Üstün hâller, kerâmetler ve yüksek dereceler sâhibi idi. Hocası İmâm-ı Rabbânî
hazretlerinin, rûhlara hayat veren teveccüh ve himmetleriyle yetişerek,
evliyâlık yolunda çok ilerlemişti. Kendisi de bu yolda çok talebe yetiştirdi.

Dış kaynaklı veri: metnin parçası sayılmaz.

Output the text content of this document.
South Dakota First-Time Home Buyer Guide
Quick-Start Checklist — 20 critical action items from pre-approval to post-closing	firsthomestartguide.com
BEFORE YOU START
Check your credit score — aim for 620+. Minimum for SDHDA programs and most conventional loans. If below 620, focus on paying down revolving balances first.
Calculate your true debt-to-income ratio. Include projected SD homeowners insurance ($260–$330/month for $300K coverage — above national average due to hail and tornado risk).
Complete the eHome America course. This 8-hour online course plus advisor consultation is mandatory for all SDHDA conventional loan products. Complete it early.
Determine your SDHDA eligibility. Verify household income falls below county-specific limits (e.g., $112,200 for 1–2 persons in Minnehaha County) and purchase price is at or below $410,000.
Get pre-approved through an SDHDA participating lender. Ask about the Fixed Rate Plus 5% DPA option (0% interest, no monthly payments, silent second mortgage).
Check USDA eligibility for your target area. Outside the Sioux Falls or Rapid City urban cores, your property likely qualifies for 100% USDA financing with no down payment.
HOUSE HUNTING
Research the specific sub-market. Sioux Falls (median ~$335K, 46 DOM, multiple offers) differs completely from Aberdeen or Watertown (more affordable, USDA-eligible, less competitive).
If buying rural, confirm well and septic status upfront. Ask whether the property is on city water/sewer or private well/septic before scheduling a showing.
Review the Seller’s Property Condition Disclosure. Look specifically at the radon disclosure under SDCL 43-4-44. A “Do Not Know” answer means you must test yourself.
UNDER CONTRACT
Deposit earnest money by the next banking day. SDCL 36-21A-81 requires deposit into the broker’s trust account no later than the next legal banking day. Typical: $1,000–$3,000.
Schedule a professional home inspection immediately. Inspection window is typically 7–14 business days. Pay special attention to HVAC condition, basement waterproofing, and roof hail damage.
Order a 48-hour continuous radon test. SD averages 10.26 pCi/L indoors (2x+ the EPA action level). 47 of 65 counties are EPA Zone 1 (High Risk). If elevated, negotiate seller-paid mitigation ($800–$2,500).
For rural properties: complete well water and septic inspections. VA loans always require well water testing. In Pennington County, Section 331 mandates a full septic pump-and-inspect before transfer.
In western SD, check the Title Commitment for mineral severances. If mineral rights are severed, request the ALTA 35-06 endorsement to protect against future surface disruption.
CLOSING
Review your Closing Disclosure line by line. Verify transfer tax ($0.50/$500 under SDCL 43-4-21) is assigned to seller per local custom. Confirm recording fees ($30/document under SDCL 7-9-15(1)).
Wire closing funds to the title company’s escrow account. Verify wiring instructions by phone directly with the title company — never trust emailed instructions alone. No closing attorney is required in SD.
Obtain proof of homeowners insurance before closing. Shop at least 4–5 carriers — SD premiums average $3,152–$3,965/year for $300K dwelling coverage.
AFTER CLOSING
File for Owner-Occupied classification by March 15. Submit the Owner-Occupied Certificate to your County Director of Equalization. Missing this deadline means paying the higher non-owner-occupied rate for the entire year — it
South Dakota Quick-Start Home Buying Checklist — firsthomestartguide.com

Hayatı hakkında fazla bilgi yoktur.
İmâm-ı
Rabbânî Müceddîd-i elf-i sânî hazretleri bu yüksek talebesine yazdığı
mektublardan birinde buyurdu ki:
"Bismillâhirrahmânirrahîm.
Allahü teâlâ, sana doğru yolu göstersin!İyi bil ki, Allah yolunda bulunmak
isteyene, önce lâzım olan şey, îtikâdını düzeltmektir. Doğru îtikâd; Ehl-i
sünnet âlimlerinin Kur'ân-ı kerîmden ve hadîs-i şerîflerden ve Eshâb-ı kirâmdan
öğrendikleri, anladıkları îtikâddır. Kur'ân-ı kerîmin ve hadîs-i şerîflerin
mânâsını doğru anlayan, doğru yolun âlimleridir. Bunlar da, Ehl-i sünnet ve
cemâat âlimleridir. Bunların anladığı, bildirdiği mânâlara uymayan her şeye;
akla, fikre, hayâle iyi gelse de ve tasavvuf yolunda keşf ve ilhâm ile anlaşılsa
da, hiç kıymet verilmemelidir. Bu büyüklerin anladığına uymayan bilgilerden,
buluşlardan Allahü teâlâya sığınmalıdır. Demek ki, tasavvuf yolcularının
keşflerinin, buluşlarının doğru olup olmadıkları, Ehl-i sünnet âlimlerinin
bildirdikleri doğru mânâlara uygun olup olmamaları ile anlaşılır. Bu yolculara
ilhâm olunan bilgilerin doğruluğu, ancak, o doğru mânâlara uymaları ile belli
olur. Çünkü onların bildirdiği mânâlara uymıyan her mânâ, her buluş kıymetsiz ve
yanlıştır. Çünkü her sapık her bozuk kimse, Kur'ân-ı kerîme ve hadîs-i şerîflere
uyduğunu sanır ve iddiâ eder. Yarım aklı ve kısa görüşü ile, bu kaynaklardan
yanlış mânâlar çıkarır. Doğru yoldan kayar, felâkete gider.
Ehl-i
sünnet âlimlerinin anladıkları mânâlar doğrudur, kıymetlidir. Bunlara uymayanlar
kıymetsizdir. Çünkü bu mânâları, Eshâb-ı kirâmın ve Selef-i sâlihînin eserlerini
inceleyerek elde etmişlerdir. O hidâyet yıldızlarının ışıkları ile
parlamışlardır. Bunun için, ebedî kurtuluş bunlara mahsus oldu. Sonsuz saâdete
bunlar kavuşdu. Allah yolunda giden kâfile bunlar oldu. Kurtuluş, ancak Allah
yolunda bulunanlar içindir.
Îtikâdı
bunlara uygun olan din âlimlerinden biri, İslâmiyete yapışmakta gevşek
davranırsa, kusurlu olursa, buna bakarak, bütün âlimleri kötülemek yersiz olur.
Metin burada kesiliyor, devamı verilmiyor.